Josée Belisle a été commissaire et conservatrice de la Collection permanente au Musée d'art contemporain de Montréal de 1988 - 2015. Ce texte a été publié à l'occasion de l'exposition Roland Poulin, présentée au MACM du 5 novembre 1999 au 26 mars 2000.

 

Depuis 30 ans, Roland Poulin bouscule l'ordre établi de la chose sculpturale et propose, en réponse au chaos existentiel, des voies de passage formelles où coexiste l'intime, le tragique et une éloquente résistance. Ses sculptures et ses dessins sondent les profondeurs d'espaces reconstitués, où se confondent le réel et les apparences, l'idée de l'objet et l'infinie rigueur de sa mise en forme. 

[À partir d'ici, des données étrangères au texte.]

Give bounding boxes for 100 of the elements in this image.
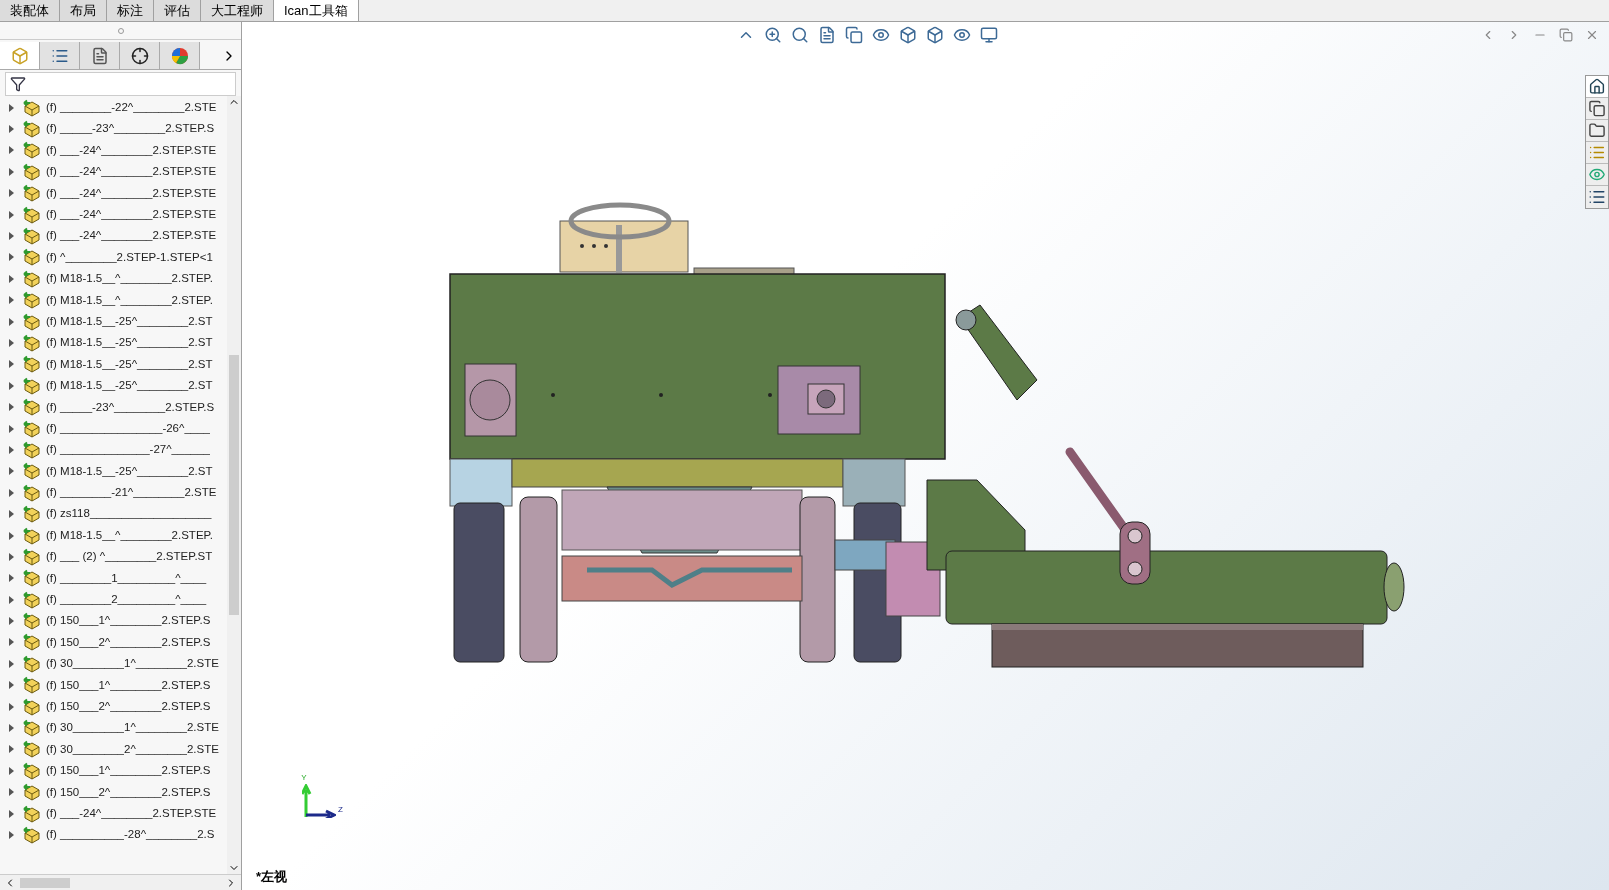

Tout au long d'un parcours exigeant et sans concession, l'artiste s'interroge sur les spécificités d'une pratique ancrée simultanément dans la connaissance de la tradition et la réévaluation de son abandon moderniste. « Ce que Roland Poulin appellera son désir de produire des "objets difficiles" désigne justement des objets de représentation conjuguant les résultats perceptifs de points d'observation différents sur le réel, qui sont donc impossibles à "percevoir" dans le même moment, mais qui produisent des images mnésiques qui exigent d'être intereliées dans la construction d'un système de représentation » (Fernande St-Martin). Primordiale, la dimension temporelle de l'expérience sous-tend l'oeuvre et la valide. Concises, denses, minimales, les formes livrées au regard se dévoilent et prennent sens dans l'alternance du vide (original, absolu) et du plein (la matière fabriquée). 

Pour moi, le sens ne précède jamais l’expérience. Je ne tiens pas à proposer au spectateur une expérience où il est subjugué par le travail parce qu’il est dépassé par l’échelle : c’est à son échelle. On peut participer, faire l’expérience de ces sculptures, s’arrêter, être dans un état d’attention ou de contemplation active en se déplaçant autour de l’objet. On a déjà dit de mes sculptures : “They are slow sculptures.” Les sculptures ne viennent pas vers nous : il faut aller vers elles, il faut en faire l’expérience, c’est une expérience temporelle, qui se déroule dans le temps qui s’adresse à tous les sens.

Les propos de Roland Poulin sont extraits des entretiens accordés au cours de la préparation de l'exposition au MACM.